Wojciech Grzyb: uniknąć 4-5 miejsca
Po porażce z ZAKSĄ Kędzierzyn-Koźle szanse Asseco Resovii na zajęcie drugiego miejsca w tabeli PlusLigi po fazie zasadniczej zmalały niemal do zera i są już czysto teoretyczne.
- Przegraliśmy bardzo ważny mecz dla układu tabeli, a nasze apetyty w nim sięgały nawet trzech punktów - mówi o sobotnim meczu z ZAKSĄ, środkowy Asseco Resovii, Wojciech Grzyb. - I set bardzo dziwnie się układał, a my zupełnie nie graliśmy naszej siatkówki. Z kolei w drugim wszystko zaczęło się powoli układać po naszej myśli, ale niestety kontuzji doznał Mikko Oivanen. Do końca tej części meczu polecieliśmy siłą rozpędu i jego brak nie był aż tak odczuwalny. W kolejnych setach nasza gra była już bardziej czytelna dla rywala i wówczas uwidocznił się brak Mikkiego. ZAKSA dawała się nam też mocno we znaki zagrywką, szczególnie Ruciak i Jarosz. Jednak to nie ten element był przyczyną porażki, a nasze błędy w ataku i niewykorzystane okazje.
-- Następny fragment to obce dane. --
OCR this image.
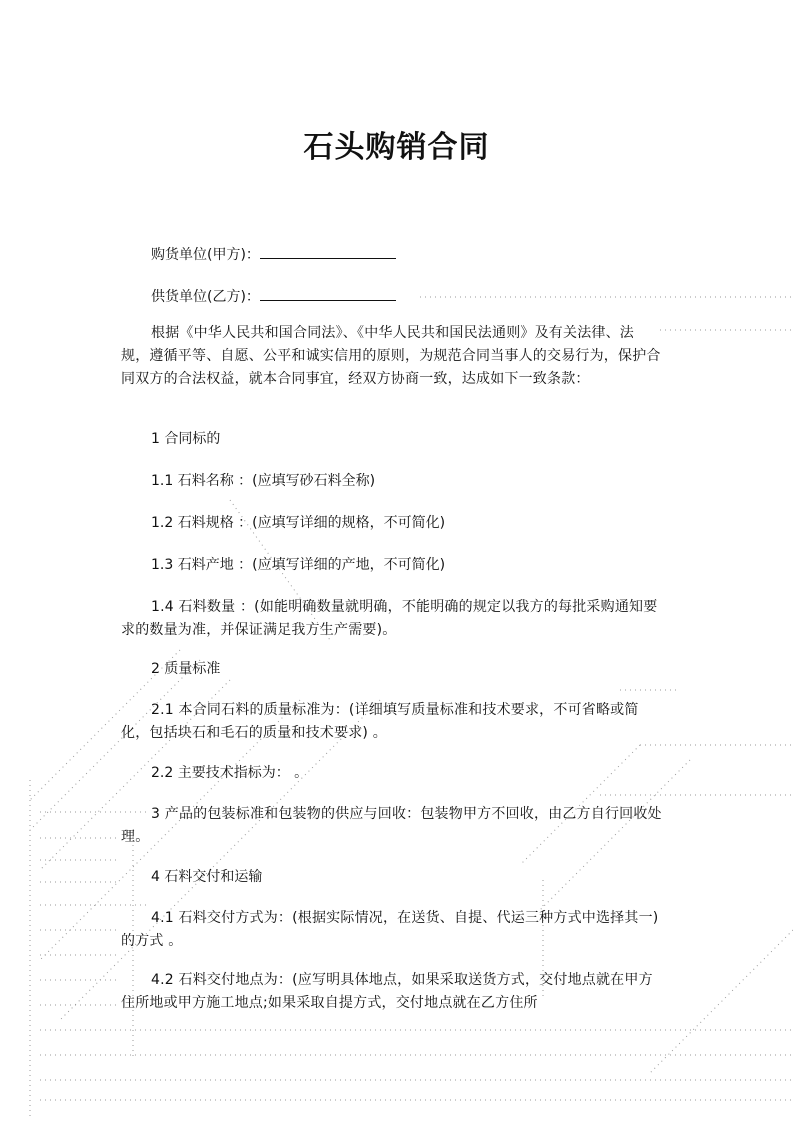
石头购销合同
购货单位(甲方)：
供货单位(乙方)：
根据《中华人民共和国合同法》、《中华人民共和国民法通则》及有关法律、法规，遵循平等、自愿、公平和诚实信用的原则，为规范合同当事人的交易行为，保护合同双方的合法权益，就本合同事宜，经双方协商一致，达成如下一致条款：
1 合同标的
1.1 石料名称 ：(应填写砂石料全称)
1.2 石料规格 ：(应填写详细的规格，不可简化)
1.3 石料产地 ：(应填写详细的产地，不可简化)
1.4 石料数量 ：(如能明确数量就明确，不能明确的规定以我方的每批采购通知要求的数量为准，并保证满足我方生产需要)。
2 质量标准
2.1 本合同石料的质量标准为：(详细填写质量标准和技术要求，不可省略或简化，包括块石和毛石的质量和技术要求) 。
2.2 主要技术指标为： 。
3 产品的包装标准和包装物的供应与回收：包装物甲方不回收，由乙方自行回收处理。
4 石料交付和运输
4.1 石料交付方式为：(根据实际情况，在送货、自提、代运三种方式中选择其一)的方式 。
4.2 石料交付地点为：(应写明具体地点，如果采取送货方式，交付地点就在甲方住所地或甲方施工地点;如果采取自提方式，交付地点就在乙方住所
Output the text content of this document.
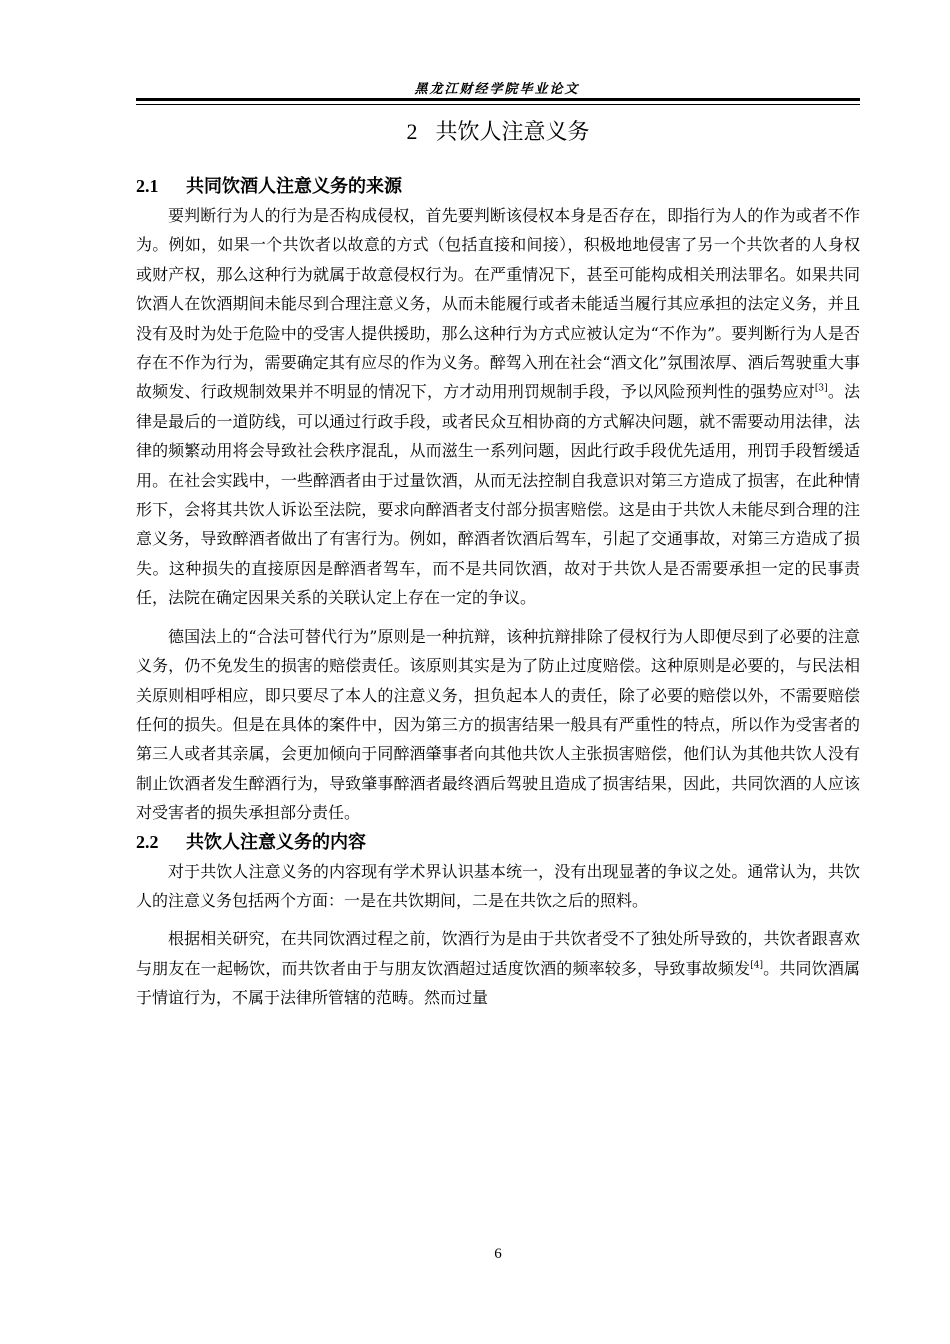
黑龙江财经学院毕业论文
2 共饮人注意义务
2.1 共同饮酒人注意义务的来源

要判断行为人的行为是否构成侵权，首先要判断该侵权本身是否存在，即指行为人的作为或者不作为。例如，如果一个共饮者以故意的方式（包括直接和间接），积极地地侵害了另一个共饮者的人身权或财产权，那么这种行为就属于故意侵权行为。在严重情况下，甚至可能构成相关刑法罪名。如果共同饮酒人在饮酒期间未能尽到合理注意义务，从而未能履行或者未能适当履行其应承担的法定义务，并且没有及时为处于危险中的受害人提供援助，那么这种行为方式应被认定为“不作为”。要判断行为人是否存在不作为行为，需要确定其有应尽的作为义务。醉驾入刑在社会“酒文化”氛围浓厚、酒后驾驶重大事故频发、行政规制效果并不明显的情况下，方才动用刑罚规制手段，予以风险预判性的强势应对[3]。法律是最后的一道防线，可以通过行政手段，或者民众互相协商的方式解决问题，就不需要动用法律，法律的频繁动用将会导致社会秩序混乱，从而滋生一系列问题，因此行政手段优先适用，刑罚手段暂缓适用。在社会实践中，一些醉酒者由于过量饮酒，从而无法控制自我意识对第三方造成了损害，在此种情形下，会将其共饮人诉讼至法院，要求向醉酒者支付部分损害赔偿。这是由于共饮人未能尽到合理的注意义务，导致醉酒者做出了有害行为。例如，醉酒者饮酒后驾车，引起了交通事故，对第三方造成了损失。这种损失的直接原因是醉酒者驾车，而不是共同饮酒，故对于共饮人是否需要承担一定的民事责任，法院在确定因果关系的关联认定上存在一定的争议。

德国法上的“合法可替代行为”原则是一种抗辩，该种抗辩排除了侵权行为人即便尽到了必要的注意义务，仍不免发生的损害的赔偿责任。该原则其实是为了防止过度赔偿。这种原则是必要的，与民法相关原则相呼相应，即只要尽了本人的注意义务，担负起本人的责任，除了必要的赔偿以外，不需要赔偿任何的损失。但是在具体的案件中，因为第三方的损害结果一般具有严重性的特点，所以作为受害者的第三人或者其亲属，会更加倾向于同醉酒肇事者向其他共饮人主张损害赔偿，他们认为其他共饮人没有制止饮酒者发生醉酒行为，导致肇事醉酒者最终酒后驾驶且造成了损害结果，因此，共同饮酒的人应该对受害者的损失承担部分责任。

2.2 共饮人注意义务的内容

对于共饮人注意义务的内容现有学术界认识基本统一，没有出现显著的争议之处。通常认为，共饮人的注意义务包括两个方面：一是在共饮期间，二是在共饮之后的照料。

根据相关研究，在共同饮酒过程之前，饮酒行为是由于共饮者受不了独处所导致的，共饮者跟喜欢与朋友在一起畅饮，而共饮者由于与朋友饮酒超过适度饮酒的频率较多，导致事故频发[4]。共同饮酒属于情谊行为，不属于法律所管辖的范畴。然而过量

6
PlusLiga: - Czy taka sytuacja, jak wypada jedno ogniwo z zespołu i cała gra w ataku leży w gruzach nie świadczy trochę o słabości drużyny…
Wojciech Grzyb: - Nie zgodzę się z taką opinią. Wypadł nasz podstawowy atakujący. Z Pawłem Papke, który go zastąpił, miejscami graliśmy dobrze, aczkolwiek strata Mikkiego była odczuwalna. Sądzę, że gdyby z większości zespołów, może za wyjątkiem Skry, wyjąć pierwszego atakującego, to byłby problem. Nie mówię, że zmiennik jest dużo słabszy, ale to jest coś zupełnie innego.
- Szanse na zajęcie drugiego miejsca są teraz tylko czysto teoretyczne…
- Musimy walczyć aby uniknąć czwartej lub piątej lokaty, żeby po przejściu I rundy play-off nie trafić na Skrę. Każdy zespół chce z nimi zagrać jak najpóźniej. Od poniedziałku mocno pracujemy na treningach, żeby przywieść z Częstochowy komplet punktów. To nie będzie wcale takie łatwe, bo AZS u siebie jest bardzo groźny, a zanosi się, że może zabraknąć w tym meczu Mikkiego.